The historians and curators know it is no longer enough for a museum to be a repository for interesting artifacts. Museums and historical societies are reaching out to become part of their communities. In Greenfield Village, Mich., a local high school has been incorporated into the Henry Ford Museum. The Strong Museum in Rochester, N.Y., has a public library.
"Museums used to say, 'Here's our collection. Now, come see it,' " says Clark, who is in town for the American Association for State and Local History annual meeting. "Now, it's a much more collaborative effort."
Everyone is involved in history, not just the big names in books. Those hons clowning with Fiori represent a stylized send-up of the friendly waitresses who worked Baltimore's cafes and diners. When association members took a bus drive through town, their driver pointed out Edgar Allan Poe's grave. He too was taking a role in the history of his town.
That's a big change from a generation ago. The Maryland Historical Society used to be thought of purely as a place where blue-haired ladies talked about family heirlooms and argued over who came over on the Ark and the Dove. Now the society has Nipper proudly perched on its annex on Cathedral Street.
The "Mining the Museum" exhibit of a few years ago was one example of the historical society's changing perspective.
"Fred Wilson [the exhibit's curator] really taught us about looking at objects," says Fiori.
Another watershed event was Ken Burns' monumental PBS documentary "The Civil War." He pulled together all those static elements: photographs, battlefields, diaries and made the story live.
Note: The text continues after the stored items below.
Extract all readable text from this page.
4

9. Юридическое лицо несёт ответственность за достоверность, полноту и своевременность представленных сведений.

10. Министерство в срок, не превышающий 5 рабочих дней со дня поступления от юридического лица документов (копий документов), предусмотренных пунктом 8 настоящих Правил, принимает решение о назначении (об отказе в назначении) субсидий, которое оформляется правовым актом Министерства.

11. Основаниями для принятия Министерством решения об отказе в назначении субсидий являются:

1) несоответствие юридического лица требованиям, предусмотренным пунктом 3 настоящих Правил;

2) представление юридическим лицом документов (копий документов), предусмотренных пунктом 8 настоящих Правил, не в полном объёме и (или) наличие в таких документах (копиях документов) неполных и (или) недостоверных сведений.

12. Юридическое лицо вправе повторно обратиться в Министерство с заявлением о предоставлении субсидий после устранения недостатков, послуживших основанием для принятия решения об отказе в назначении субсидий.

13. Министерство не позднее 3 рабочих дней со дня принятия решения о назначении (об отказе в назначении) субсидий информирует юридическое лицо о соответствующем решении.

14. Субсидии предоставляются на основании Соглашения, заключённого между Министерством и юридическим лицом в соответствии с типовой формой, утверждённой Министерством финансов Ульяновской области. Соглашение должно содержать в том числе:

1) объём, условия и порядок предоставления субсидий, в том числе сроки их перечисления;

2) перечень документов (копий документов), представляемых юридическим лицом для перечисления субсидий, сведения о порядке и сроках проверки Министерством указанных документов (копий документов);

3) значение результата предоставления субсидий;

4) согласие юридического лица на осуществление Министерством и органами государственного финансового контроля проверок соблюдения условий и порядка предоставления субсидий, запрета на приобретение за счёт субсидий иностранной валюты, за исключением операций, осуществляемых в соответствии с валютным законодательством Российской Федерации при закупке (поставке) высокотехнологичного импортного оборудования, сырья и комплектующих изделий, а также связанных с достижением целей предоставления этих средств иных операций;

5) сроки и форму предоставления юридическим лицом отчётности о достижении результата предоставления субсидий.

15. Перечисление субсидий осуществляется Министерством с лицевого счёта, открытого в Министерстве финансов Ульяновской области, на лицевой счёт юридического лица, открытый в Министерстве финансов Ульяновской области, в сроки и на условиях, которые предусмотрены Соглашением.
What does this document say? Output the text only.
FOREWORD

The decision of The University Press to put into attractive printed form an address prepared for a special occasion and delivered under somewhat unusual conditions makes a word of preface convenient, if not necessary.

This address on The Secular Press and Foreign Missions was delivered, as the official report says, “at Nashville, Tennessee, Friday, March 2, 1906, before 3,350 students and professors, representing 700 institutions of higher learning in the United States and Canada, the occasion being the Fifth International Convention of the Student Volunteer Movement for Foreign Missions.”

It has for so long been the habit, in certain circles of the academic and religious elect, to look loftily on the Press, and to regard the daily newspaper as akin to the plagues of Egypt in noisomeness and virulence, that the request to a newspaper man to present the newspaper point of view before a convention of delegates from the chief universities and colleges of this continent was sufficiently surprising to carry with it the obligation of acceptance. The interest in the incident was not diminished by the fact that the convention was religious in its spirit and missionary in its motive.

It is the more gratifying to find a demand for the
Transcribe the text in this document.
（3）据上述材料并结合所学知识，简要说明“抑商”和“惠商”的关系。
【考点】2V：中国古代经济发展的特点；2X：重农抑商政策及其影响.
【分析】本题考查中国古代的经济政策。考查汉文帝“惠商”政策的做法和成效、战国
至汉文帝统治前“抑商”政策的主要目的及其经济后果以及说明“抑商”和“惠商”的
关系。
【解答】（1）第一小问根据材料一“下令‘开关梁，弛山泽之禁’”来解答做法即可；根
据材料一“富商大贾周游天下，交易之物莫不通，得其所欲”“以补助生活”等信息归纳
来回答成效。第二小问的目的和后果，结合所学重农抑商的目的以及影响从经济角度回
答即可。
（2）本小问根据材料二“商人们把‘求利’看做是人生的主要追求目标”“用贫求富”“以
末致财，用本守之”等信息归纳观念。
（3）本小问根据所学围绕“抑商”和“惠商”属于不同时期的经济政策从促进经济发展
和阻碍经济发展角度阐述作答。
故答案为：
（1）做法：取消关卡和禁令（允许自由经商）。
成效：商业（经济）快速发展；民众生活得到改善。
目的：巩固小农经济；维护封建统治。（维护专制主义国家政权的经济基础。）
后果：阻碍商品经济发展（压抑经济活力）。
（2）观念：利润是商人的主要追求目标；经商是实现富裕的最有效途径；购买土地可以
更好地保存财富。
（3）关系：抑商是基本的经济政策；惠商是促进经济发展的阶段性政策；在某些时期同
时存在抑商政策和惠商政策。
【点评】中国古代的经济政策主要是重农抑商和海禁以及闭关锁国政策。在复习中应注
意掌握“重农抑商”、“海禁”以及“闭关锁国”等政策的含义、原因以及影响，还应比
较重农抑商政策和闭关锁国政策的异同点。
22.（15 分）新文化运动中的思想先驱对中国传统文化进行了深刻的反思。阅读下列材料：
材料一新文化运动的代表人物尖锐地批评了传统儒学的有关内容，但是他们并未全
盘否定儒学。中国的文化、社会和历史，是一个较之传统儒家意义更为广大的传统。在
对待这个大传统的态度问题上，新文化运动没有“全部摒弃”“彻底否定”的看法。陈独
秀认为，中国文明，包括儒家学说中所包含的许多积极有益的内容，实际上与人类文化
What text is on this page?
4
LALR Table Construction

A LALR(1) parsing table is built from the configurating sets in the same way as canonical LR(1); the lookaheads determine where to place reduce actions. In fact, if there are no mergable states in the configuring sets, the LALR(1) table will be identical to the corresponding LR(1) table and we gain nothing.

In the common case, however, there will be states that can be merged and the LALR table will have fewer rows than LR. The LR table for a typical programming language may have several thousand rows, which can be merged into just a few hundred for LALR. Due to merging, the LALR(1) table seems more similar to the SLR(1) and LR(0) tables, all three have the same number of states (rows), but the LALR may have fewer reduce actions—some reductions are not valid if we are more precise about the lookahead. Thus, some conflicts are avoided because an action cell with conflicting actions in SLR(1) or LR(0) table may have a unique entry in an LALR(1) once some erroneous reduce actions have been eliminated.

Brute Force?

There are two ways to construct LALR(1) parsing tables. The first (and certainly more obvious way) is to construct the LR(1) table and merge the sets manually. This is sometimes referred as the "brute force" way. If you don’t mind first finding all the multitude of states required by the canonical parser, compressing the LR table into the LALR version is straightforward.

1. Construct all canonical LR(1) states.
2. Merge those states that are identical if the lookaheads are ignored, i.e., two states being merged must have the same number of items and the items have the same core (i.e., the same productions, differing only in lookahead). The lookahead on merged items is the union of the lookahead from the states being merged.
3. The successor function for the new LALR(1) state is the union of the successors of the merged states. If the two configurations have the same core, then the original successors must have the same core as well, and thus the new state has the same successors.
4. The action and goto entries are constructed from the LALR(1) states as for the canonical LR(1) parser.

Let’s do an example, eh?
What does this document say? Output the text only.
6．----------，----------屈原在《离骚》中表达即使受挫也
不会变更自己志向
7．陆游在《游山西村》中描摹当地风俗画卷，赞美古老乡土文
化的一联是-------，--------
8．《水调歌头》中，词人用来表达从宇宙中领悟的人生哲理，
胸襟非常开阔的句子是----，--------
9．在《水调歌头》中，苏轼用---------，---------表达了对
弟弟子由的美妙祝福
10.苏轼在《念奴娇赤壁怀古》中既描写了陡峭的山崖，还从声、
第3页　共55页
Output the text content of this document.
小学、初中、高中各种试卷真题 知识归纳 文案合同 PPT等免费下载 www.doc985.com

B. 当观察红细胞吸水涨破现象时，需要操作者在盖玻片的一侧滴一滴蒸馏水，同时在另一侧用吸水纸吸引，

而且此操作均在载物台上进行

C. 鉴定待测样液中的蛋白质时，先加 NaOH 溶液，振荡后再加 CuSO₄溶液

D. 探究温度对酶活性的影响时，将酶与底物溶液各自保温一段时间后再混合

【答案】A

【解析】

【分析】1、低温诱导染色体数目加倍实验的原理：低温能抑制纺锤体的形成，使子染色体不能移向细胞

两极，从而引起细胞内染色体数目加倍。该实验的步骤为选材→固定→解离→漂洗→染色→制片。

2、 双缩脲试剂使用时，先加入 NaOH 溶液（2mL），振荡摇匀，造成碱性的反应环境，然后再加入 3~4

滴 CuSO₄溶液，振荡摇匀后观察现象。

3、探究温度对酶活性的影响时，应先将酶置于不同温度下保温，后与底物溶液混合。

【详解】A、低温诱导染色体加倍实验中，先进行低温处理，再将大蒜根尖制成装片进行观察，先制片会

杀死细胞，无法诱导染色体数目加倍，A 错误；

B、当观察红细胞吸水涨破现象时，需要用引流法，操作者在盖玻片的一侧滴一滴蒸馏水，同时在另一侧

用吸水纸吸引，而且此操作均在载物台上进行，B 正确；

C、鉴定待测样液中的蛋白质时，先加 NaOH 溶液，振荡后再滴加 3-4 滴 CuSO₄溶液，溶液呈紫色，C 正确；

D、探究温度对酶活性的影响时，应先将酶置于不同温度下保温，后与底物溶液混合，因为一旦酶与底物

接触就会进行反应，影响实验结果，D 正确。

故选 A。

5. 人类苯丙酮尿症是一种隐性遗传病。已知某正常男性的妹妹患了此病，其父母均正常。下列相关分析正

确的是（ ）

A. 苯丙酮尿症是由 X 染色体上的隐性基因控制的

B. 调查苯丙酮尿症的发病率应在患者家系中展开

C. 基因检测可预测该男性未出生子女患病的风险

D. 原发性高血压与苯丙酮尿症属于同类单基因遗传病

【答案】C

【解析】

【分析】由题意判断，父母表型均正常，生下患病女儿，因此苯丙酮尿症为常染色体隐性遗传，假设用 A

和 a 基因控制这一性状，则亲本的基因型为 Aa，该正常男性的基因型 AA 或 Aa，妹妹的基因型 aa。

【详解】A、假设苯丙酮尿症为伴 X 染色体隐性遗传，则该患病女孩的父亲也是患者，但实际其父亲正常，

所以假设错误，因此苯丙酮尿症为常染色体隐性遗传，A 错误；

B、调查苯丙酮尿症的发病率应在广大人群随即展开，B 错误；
People responded as if they had never heard of that time in American history. Those in the history field took notice.
"Ken Burns proved that Americans care about their history," says Clark, who is president of the association. "It was a wake-up call."
The key, says Fiori, was that Burns brought an epic story down to a human, personal level. Using the diaries of common soldiers, lawyers and wives gave the story a depth and resonance that might have been lost had Burns only used the great generals and politicians of that time.
"He didn't invent it, but he reminded us of how effective it can be," says Clark. "Ken Burns took stuff that we all have sitting in our archives and showed us its impact."
In many ways this idea of personalizing history and bringing in human stories can help people tap into their communities.
"You need to belong," says Terry Davis, the association's executive director. "How do you become a member of a community and really belong? One way is to know the history."